Alternatively, you can skip the GENOMES variable and simply change the value of that configuration option to point to the folder where you stored the assemblies. The advantage of using an environment variable is that it makes the configuration file portable, so the same pipeline can be run on any computing environment, as the location to reference assemblies is not hard-coded to a specific computing environment.


2.4: Run the pipeline

The pipeline can be run directly from the command line for a single sample. Here we'll outline how to run an individual sample, followed by instructions for looping.

2.4.1: Running the pipeline script directly (without looper)

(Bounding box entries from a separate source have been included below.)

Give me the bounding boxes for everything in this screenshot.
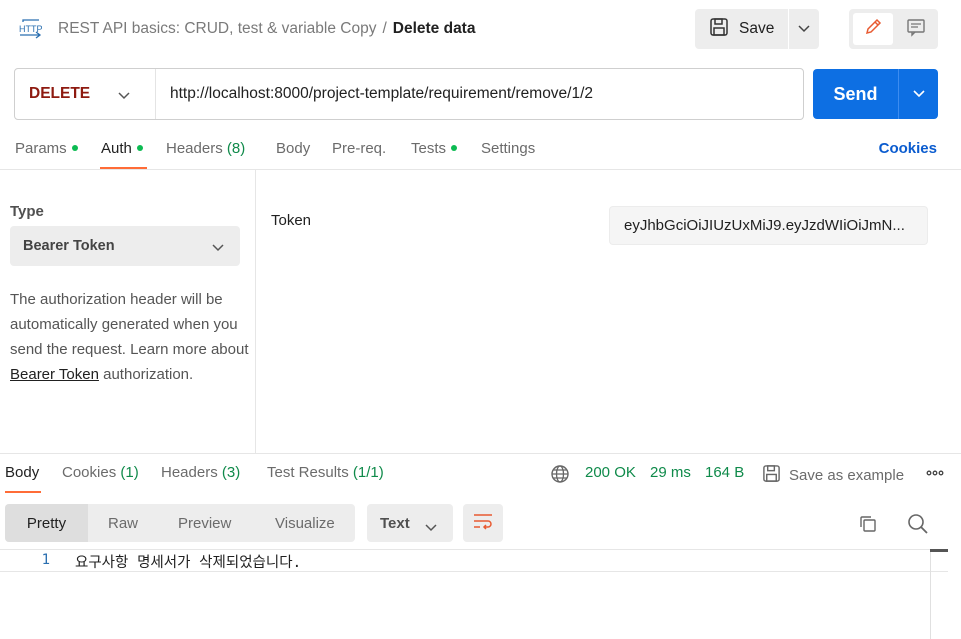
save-button[interactable]: Save bbox=[695, 9, 788, 49]
save-button-group: Save bbox=[695, 9, 819, 49]
more-horizontal-icon[interactable] bbox=[925, 463, 945, 483]
chevron-down-icon bbox=[118, 87, 130, 105]
http-icon: HTTP bbox=[18, 18, 44, 40]
view-pretty[interactable]: Pretty bbox=[5, 504, 88, 542]
auth-description: The authorization header will be automat… bbox=[10, 291, 249, 383]
tab-prerequest[interactable]: Pre-req. bbox=[332, 140, 386, 157]
status-dot bbox=[451, 145, 458, 152]
save-as-example-button[interactable]: Save as example bbox=[762, 464, 904, 487]
auth-type-label: Type bbox=[10, 203, 44, 220]
tab-tests[interactable]: Tests bbox=[411, 140, 458, 157]
cookies-link[interactable]: Cookies bbox=[879, 140, 937, 157]
breadcrumb-separator: / bbox=[382, 20, 387, 37]
save-options-dropdown[interactable] bbox=[789, 9, 819, 49]
wrap-lines-button[interactable] bbox=[463, 504, 503, 542]
right-panel-toggle bbox=[849, 9, 938, 49]
save-as-example-label: Save as example bbox=[789, 467, 905, 484]
tab-test-results[interactable]: Test Results (1/1) bbox=[267, 464, 384, 481]
tab-headers[interactable]: Headers (8) bbox=[166, 140, 245, 157]
active-tab-underline bbox=[100, 167, 147, 169]
chevron-down-icon bbox=[425, 519, 437, 536]
bearer-token-link[interactable]: Bearer Token bbox=[10, 366, 99, 383]
scrollbar-thumb[interactable] bbox=[930, 549, 948, 552]
globe-icon[interactable] bbox=[550, 464, 570, 484]
format-value: Text bbox=[380, 514, 410, 532]
method-divider bbox=[155, 69, 156, 119]
tab-body[interactable]: Body bbox=[276, 140, 310, 157]
svg-text:HTTP: HTTP bbox=[19, 24, 43, 34]
tab-response-body[interactable]: Body bbox=[5, 464, 39, 481]
url-input[interactable] bbox=[170, 69, 795, 119]
response-body-text[interactable]: 요구사항 명세서가 삭제되었습니다. bbox=[75, 551, 301, 572]
send-options-dropdown[interactable] bbox=[899, 69, 938, 119]
chevron-down-icon bbox=[212, 240, 224, 256]
tab-settings[interactable]: Settings bbox=[481, 140, 535, 157]
token-label: Token bbox=[271, 212, 312, 229]
response-divider[interactable] bbox=[0, 453, 961, 454]
status-dot bbox=[136, 145, 143, 152]
response-time[interactable]: 29 ms bbox=[650, 464, 691, 481]
chevron-down-icon bbox=[912, 85, 925, 103]
edit-mode-button[interactable] bbox=[853, 13, 893, 45]
method-select[interactable]: DELETE bbox=[15, 69, 155, 119]
send-button[interactable]: Send bbox=[813, 69, 898, 119]
url-bar: DELETE bbox=[14, 68, 804, 120]
view-raw[interactable]: Raw bbox=[108, 504, 138, 542]
request-name[interactable]: Delete data bbox=[393, 20, 476, 37]
tab-params[interactable]: Params bbox=[15, 140, 78, 157]
breadcrumb-collection[interactable]: REST API basics: CRUD, test & variable C… bbox=[58, 20, 376, 37]
view-visualize[interactable]: Visualize bbox=[275, 504, 335, 542]
line-number: 1 bbox=[41, 552, 50, 568]
auth-type-value: Bearer Token bbox=[23, 238, 115, 254]
response-size[interactable]: 164 B bbox=[705, 464, 744, 481]
send-button-group: Send bbox=[813, 69, 938, 119]
floppy-disk-icon bbox=[709, 17, 729, 42]
view-preview[interactable]: Preview bbox=[178, 504, 231, 542]
auth-type-select[interactable]: Bearer Token bbox=[10, 226, 240, 266]
save-label: Save bbox=[739, 20, 775, 37]
tab-response-headers[interactable]: Headers (3) bbox=[161, 464, 240, 481]
comment-icon bbox=[906, 17, 926, 42]
search-icon[interactable] bbox=[907, 513, 929, 535]
pencil-icon bbox=[863, 17, 883, 42]
wrap-lines-icon bbox=[472, 512, 494, 535]
chevron-down-icon bbox=[798, 20, 810, 38]
tab-response-cookies[interactable]: Cookies (1) bbox=[62, 464, 139, 481]
vertical-scrollbar[interactable] bbox=[930, 549, 948, 639]
floppy-disk-icon bbox=[762, 464, 781, 487]
response-format-select[interactable]: Text bbox=[367, 504, 453, 542]
copy-icon[interactable] bbox=[858, 514, 878, 534]
method-label: DELETE bbox=[29, 85, 91, 102]
response-view-toggle: Pretty Raw Preview Visualize bbox=[5, 504, 355, 542]
request-tabs: Params Auth Headers (8) Body Pre-req. Te… bbox=[0, 136, 961, 170]
token-input[interactable]: eyJhbGciOiJIUzUxMiJ9.eyJzdWIiOiJmN... bbox=[609, 206, 928, 245]
breadcrumb: REST API basics: CRUD, test & variable C… bbox=[58, 20, 475, 38]
tab-auth[interactable]: Auth bbox=[101, 140, 143, 157]
status-code[interactable]: 200 OK bbox=[585, 464, 636, 481]
status-dot bbox=[71, 145, 78, 152]
auth-type-panel: Type Bearer Token The authorization head… bbox=[0, 170, 256, 453]
active-tab-underline bbox=[5, 491, 41, 493]
documentation-button[interactable] bbox=[897, 13, 935, 45]
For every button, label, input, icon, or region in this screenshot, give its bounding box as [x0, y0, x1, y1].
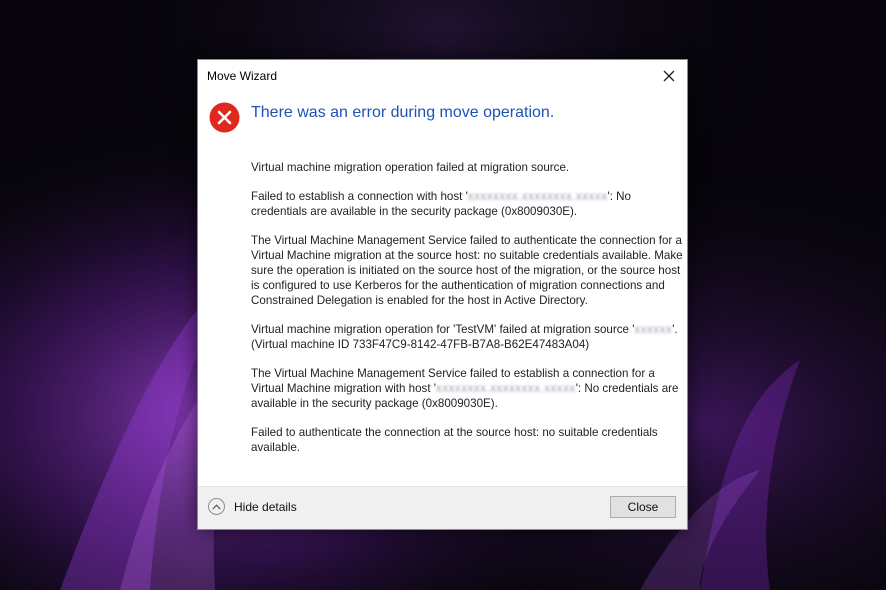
- detail-paragraph: Failed to establish a connection with ho…: [251, 190, 631, 218]
- error-heading: There was an error during move operation…: [251, 104, 555, 121]
- title-bar[interactable]: Move Wizard: [198, 60, 687, 92]
- redacted-hostname: xxxxxxxx.xxxxxxxx.xxxxx: [436, 382, 576, 395]
- hide-details-label: Hide details: [234, 499, 297, 514]
- detail-paragraph: Failed to authenticate the connection at…: [251, 426, 658, 454]
- detail-paragraph: The Virtual Machine Management Service f…: [251, 367, 679, 410]
- redacted-source: xxxxxx: [634, 323, 673, 336]
- detail-paragraph: Virtual machine migration operation fail…: [251, 161, 570, 174]
- error-details: Virtual machine migration operation fail…: [251, 160, 683, 469]
- move-wizard-dialog: Move Wizard There was an error during mo…: [197, 59, 688, 530]
- redacted-hostname: xxxxxxxx.xxxxxxxx.xxxxx: [467, 190, 608, 203]
- dialog-footer: Hide details Close: [198, 486, 687, 529]
- detail-paragraph: The Virtual Machine Management Service f…: [251, 234, 683, 307]
- error-icon: [209, 102, 240, 133]
- window-title: Move Wizard: [207, 69, 278, 83]
- close-button[interactable]: Close: [610, 496, 676, 518]
- hide-details-toggle[interactable]: Hide details: [208, 498, 297, 515]
- chevron-up-icon[interactable]: [208, 498, 225, 515]
- close-icon[interactable]: [655, 62, 683, 90]
- detail-paragraph: Virtual machine migration operation for …: [251, 323, 678, 351]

The pipeline is at its core just a python script, and you can run it on the command line for a single sample. To see the command-line options for usage, see usage, which you can also get on the command line by running pipelines/pepatac.py --help. You just need to pass a few command-line parameters to specify sample name, reference genome, input files, etc. See example commands that use test data. Here's the basic command to run a small test example through the pipeline:

pipelines/pepatac.py --single-or-paired paired \
  --prealignments rCRSd human_repeats \
  --genome hg38 \
  --sample-name test1 \
  --input examples/data/test1_r1.fastq.gz \
  --input2 examples/data/test1_r2.fastq.gz \
  --genome-size hs \
  -O $HOME/pepatac_test

This example should take about 15 minutes to complete.

2.4.2: Running the pipeline directly in a container

A full tutorial on using containers is outside the scope of this guide, but here are the basics. Individual jobs can be run in a container by simply running the pepatac.py command through docker run or singularity exec. You can run containers either on your local computer, or in an HPC environment, as long as you have docker or singularity installed. For example, run it locally in singularity like this:

singularity exec --bind $GENOMES $SIMAGES/pepatac pipelines/pepatac.py --help

With docker, you can use:

docker run --rm -it databio/pepatac pipelines/pepatac.py --help

Be sure to mount the volumes you need with --volume. If you're utilizing any environment variables (e.g. $GENOMES), don't forget to include those in your docker command with the -e option. For a more detailed example, check out our guide to learn how to run pepatac in a container.

To run on multiple samples, you can just write a loop to process each sample independently with the pipeline, or you can use...looper! Learn more about using looper with PEPATAC in the how-to guides or in the extended tutorial). Any questions? Feel free to reach out to us. Otherwise, go analyze some ATAC-seq!

2.4.3: Running the pipeline on multiple samples

If you need to run it on many samples, you could write your own sample handling code, but we have pre-configured everything to work nicely with looper, our sample handling engine. The extended tutorial includes a more detailed explanation for how to use looper to analyze some provided example data.